How Science and Public Health Gave Children a Future
By Perri Klass

“A Good Time to Be Born” is an ambitious, elegant meditation on what the doctor-writer Perri Klass describes as one of our greatest human achievements: a reduction in child mortality. She begins by reminding us that “we are the luckiest parents in history”; for the first time in human memory, early death of children is now the exception, not the norm. Klass goes on to explore the toll taken in previous eras by measles, tuberculosis, diarrhea and other, now preventable, illnesses — and also the art that grew from such pain. She describes how scientific advances that led to the reduction of child mortality have shaped culture, transforming parenting, medicine and the way we live now.

The book is divided into three sections: “The Desolation of That Empty Cradle,” “The Birth of a Great and New Idea” and “What Marvelous Days” (from a 1902 speech by Mary Putnam Jacobi, a champion of women’s health, describing the birth of her first child). Chapters are punctuated with nursery rhymes, paintings, newspaper clippings, letters and photographs — all shining a light on advances in clinical medicine and science alongside the meaning of childhood. Klass also examines “Peter Pan,” “Jane Eyre,” “Little Women” and “Uncle Tom’s Cabin” through this lens.

The politics of health care are another undercurrent throughout “A Good Time to Be Born.” Klass describes inequality and racism with a quiet, powerful rage that underscores the shameful political truths that continue during our contemporary plague: “As we have watched the Covid-19 pandemic sweep the world, we have learned again the hard lesson that this new virus, like old infections, does more damage among the poor, among minorities, among immigrants and refugees, among people who are kept on the margins.” She reminds us that “racism continues to blight the health and growth of children in many different ways,” and then highlights continued disparities in medicine.

In the acknowledgments of this book is an almost apologetic disclaimer that Klass does not consider herself a historian or expert in any sense — yet she clearly is an expert in narrative and in medicine. In “A Good Time to Be Born,” she takes the most complex human patterns of all — history, medicine, politics, art — and knits them into something unique and beautiful.

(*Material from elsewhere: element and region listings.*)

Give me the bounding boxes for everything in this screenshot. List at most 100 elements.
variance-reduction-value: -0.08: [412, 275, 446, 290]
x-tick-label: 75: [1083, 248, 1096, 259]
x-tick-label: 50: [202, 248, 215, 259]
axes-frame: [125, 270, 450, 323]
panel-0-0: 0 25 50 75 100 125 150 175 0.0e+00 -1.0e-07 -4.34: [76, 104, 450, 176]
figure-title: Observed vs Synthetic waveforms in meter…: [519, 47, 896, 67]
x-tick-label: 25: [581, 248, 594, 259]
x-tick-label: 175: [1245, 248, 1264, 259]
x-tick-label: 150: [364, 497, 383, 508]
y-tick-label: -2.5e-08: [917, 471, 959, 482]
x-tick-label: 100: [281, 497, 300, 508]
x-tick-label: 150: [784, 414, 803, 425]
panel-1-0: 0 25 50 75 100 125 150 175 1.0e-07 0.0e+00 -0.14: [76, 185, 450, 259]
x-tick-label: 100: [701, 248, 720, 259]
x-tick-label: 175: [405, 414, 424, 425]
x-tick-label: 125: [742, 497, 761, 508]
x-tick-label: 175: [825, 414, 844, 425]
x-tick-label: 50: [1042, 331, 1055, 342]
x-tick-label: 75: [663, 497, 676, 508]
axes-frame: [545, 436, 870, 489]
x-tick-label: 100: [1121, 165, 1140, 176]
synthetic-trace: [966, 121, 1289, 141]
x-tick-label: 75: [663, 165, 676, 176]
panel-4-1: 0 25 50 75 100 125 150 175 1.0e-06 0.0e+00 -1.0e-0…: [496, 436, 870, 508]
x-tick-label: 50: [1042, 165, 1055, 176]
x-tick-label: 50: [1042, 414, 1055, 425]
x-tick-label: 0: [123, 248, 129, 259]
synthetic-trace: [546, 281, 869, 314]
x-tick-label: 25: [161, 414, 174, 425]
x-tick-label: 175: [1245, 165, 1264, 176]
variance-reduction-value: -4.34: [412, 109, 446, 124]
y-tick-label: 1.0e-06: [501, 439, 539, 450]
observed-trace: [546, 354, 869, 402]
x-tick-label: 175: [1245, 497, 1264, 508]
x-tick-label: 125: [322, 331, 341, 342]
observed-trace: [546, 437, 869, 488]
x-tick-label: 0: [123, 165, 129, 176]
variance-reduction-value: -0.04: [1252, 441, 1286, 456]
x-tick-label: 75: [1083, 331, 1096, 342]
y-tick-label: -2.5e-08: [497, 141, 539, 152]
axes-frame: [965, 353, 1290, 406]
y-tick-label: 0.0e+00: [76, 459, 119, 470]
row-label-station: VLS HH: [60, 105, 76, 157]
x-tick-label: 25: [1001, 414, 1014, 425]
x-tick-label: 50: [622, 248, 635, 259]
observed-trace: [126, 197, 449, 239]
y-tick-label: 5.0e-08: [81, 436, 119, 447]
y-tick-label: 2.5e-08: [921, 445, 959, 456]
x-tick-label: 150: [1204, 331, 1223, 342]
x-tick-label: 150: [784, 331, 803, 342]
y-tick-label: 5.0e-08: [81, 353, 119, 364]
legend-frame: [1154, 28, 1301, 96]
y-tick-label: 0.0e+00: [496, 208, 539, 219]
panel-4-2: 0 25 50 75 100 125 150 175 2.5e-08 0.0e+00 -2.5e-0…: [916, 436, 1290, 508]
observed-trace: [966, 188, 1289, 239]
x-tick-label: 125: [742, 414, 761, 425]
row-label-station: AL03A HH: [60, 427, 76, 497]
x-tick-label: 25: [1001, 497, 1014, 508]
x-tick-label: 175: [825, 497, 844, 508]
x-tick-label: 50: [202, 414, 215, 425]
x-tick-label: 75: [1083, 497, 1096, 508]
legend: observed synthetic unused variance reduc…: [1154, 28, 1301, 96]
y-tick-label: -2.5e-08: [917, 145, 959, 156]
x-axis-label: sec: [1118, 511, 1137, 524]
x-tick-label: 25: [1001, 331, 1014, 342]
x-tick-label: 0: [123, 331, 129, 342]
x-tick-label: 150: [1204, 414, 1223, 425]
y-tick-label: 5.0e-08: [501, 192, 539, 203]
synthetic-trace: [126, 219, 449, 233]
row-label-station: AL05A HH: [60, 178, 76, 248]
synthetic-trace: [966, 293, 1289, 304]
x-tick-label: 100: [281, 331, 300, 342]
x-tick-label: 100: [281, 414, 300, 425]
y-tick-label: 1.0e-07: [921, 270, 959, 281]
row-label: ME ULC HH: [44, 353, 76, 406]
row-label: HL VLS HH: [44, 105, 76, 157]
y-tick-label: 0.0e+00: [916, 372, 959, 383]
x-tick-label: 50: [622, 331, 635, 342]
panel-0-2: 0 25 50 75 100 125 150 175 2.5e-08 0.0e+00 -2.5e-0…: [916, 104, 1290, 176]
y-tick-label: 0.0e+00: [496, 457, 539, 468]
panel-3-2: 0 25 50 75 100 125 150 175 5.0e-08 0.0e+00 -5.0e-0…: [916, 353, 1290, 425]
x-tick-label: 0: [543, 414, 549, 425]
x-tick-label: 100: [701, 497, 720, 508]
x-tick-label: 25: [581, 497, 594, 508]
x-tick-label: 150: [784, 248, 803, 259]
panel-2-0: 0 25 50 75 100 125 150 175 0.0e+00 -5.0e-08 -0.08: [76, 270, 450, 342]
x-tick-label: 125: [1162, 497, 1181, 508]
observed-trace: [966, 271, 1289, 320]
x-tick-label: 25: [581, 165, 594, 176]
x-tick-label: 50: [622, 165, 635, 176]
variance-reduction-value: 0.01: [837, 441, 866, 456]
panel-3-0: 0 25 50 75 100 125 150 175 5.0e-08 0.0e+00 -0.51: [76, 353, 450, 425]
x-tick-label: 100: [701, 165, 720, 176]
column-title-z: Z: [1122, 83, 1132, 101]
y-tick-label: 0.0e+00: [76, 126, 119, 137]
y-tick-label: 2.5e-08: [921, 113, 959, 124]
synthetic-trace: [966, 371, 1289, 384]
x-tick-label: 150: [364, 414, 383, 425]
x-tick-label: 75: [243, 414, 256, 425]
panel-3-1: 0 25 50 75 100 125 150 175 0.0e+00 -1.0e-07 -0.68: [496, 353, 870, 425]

I did find myself wanting more of Klass’s own story, both the sorrow and hope of a doctor’s work. But this is not a memoir, so she cedes her time to other trailblazing doctors like Rebecca Crumpler, Mary Putnam Jacobi and Josephine Baker. Klass also shows respect to the nurses, public health advocates and scientists who revolutionized medicine with vaccines, sanitation and antibiotics. This is an important book for many reasons, but that Klass has given voice to the voiceless is perhaps the most significant.

Good doctors — and good writers — understand the importance of what is not said. I fear the fallout of Covid-19 may change the landscape of child mortality, placing stress on the economy, international security and the state of mental health. We seem poised to fall backward — and, to this end, Klass’s conclusion, “The Promise of Safety,” feels like a warning. From start to finish, her book reminds us what it means to survive, and just how precious and precarious a state that is. With the long-term effects of the pandemic and current threats to democracy and climate change, whether or not it really is a good time to be born remains to be seen.